Second, the Maxim application note Guidelines for Reliable Long Line 1-Wire Networks recommends using a 150Ω resistor at each hub to dampen reflections (although they also say that some drivers, like the DS2480B and DS2484, are adversely affected by that resistor). Is it the case that your driver (DS2482-100 in your note) would also affected by this or not benefit from it?

Thank you,
The CAT6 wiring for the temp sensors was done that way because the data line for the sensor is what is referred to as a single ended signal - the data signal is referenced to ground (like RS232). Contrast this to Ethernet or RS485, which uses differential signalling - the signal lines are not referred to a single ground, but to each other. The comparisons are between the leads of each twisted pair. If outside noise hits a twisted pair, you're right - the noise would be impressed about equally on each wire. Because the far end is only looking at one of the twisted lines in reference to the other, the noise is not seen and therefore causes no adverse effects. But in this case the far end isn't comparing one of the twisted pair lines to the other, it is looking between one of the lines (DATA) and ground to determine if there is a transition or not.
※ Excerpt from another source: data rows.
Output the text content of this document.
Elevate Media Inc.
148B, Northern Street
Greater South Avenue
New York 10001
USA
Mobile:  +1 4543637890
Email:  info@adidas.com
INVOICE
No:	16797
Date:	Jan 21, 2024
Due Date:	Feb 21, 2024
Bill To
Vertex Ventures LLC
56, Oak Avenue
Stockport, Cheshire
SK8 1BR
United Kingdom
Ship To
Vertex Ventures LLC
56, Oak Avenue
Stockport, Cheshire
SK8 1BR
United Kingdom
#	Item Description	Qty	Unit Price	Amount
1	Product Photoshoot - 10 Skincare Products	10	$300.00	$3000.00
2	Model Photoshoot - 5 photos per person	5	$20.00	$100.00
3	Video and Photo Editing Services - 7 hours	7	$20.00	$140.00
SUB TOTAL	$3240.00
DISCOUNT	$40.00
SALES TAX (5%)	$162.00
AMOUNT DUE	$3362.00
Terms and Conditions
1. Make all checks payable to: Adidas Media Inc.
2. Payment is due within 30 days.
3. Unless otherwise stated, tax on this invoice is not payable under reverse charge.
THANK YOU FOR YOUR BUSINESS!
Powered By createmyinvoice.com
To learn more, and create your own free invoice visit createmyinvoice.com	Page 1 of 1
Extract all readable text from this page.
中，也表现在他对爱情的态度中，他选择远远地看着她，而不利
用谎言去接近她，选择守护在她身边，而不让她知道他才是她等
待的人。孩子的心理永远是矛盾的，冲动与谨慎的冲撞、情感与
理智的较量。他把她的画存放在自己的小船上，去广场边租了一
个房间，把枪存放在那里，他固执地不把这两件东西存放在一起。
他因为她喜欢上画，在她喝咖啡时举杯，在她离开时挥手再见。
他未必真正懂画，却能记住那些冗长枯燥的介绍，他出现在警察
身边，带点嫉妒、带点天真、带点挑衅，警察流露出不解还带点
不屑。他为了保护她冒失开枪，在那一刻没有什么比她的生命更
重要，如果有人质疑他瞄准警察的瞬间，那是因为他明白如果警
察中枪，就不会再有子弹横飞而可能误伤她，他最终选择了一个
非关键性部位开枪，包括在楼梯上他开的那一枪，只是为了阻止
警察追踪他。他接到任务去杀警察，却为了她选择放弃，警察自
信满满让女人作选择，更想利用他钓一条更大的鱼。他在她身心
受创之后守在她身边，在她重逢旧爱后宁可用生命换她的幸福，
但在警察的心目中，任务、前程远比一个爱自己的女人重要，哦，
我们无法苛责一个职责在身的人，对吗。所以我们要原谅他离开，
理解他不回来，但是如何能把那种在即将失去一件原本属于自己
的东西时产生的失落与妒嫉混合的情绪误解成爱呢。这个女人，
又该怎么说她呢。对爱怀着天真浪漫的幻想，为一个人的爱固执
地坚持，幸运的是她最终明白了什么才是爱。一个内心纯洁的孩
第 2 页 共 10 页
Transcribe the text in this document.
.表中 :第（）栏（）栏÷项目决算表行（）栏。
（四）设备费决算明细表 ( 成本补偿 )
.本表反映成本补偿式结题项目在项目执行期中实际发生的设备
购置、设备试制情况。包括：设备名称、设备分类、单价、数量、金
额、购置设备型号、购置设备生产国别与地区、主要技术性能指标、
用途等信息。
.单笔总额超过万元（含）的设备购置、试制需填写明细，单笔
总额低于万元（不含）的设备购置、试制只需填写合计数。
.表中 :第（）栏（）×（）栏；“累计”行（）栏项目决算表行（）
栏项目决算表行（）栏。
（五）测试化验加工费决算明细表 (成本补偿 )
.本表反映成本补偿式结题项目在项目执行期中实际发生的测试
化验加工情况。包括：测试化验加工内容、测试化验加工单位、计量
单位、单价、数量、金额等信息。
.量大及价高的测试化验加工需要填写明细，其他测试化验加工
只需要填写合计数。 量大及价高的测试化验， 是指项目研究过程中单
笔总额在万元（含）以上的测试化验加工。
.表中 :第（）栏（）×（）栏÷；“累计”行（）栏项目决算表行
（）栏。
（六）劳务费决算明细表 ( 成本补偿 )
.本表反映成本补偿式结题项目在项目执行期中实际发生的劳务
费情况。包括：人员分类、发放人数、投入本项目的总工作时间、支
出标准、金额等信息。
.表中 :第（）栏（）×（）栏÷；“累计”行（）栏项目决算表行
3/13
By putting Vcc and DATA on the same twisted pair, two things are going on. One is that the capacitance on the DATA line is increased (between DATA and Vcc), and because there is capacitance there, any voltage fluctuations on the Vcc line could impress a voltage change on the DATA line. How much of a voltage change depends on the actual capacitance (increasing in this case with increasing wire length) and rate of change of the fluctuation. The Vcc line can fluctuate whenever there is current drawn by the sensors (like when sending data) which is magnified by the resistance of the Vcc wire. Bear in mind that this can go two ways - the voltage changes on the DATA line can impress noise on the Vcc line. This is why DATA was doubled up on one pair (reduced inter-electrode capacitance and resistance), and Vcc on a separate pair. To further reduce the possibility of Vcc fluctuations, I put capacitors at each sensor.
Because the temp sensors utilize a single ended signal referenced to ground, I doubled up on the twisted pairs (four wires) for the ground line to reduce the resistance. It just worked out well that there was a pair left over, and I felt that using it for a better ground (being a single ended signal) was prudent.

I looked at using a small series resistance, but decided against it as the testing I did indicated that it wasn't necessary. Also, the Maxim app note is mainly referring to the parasitic type of temp sensor when referring to the 150 ohm resistors. However, adding this resistor in series with the data line at each sensor for non-parasitic sensors may be something to experiment with if there is problems with data integrity/stability. Take note that although the resistor may dampen data reflections, it also greatly reduces noise immunity.

pierred
Posts: 2
Joined: Wed Oct 16, 2019 3:40 pm

Re: DS18B20 Max Distance

Thu Oct 17, 2019 11:03 am

I see, it makes sense now. Thank you for your thorough response and also, thank you for sharing your knowledge and research on that topic!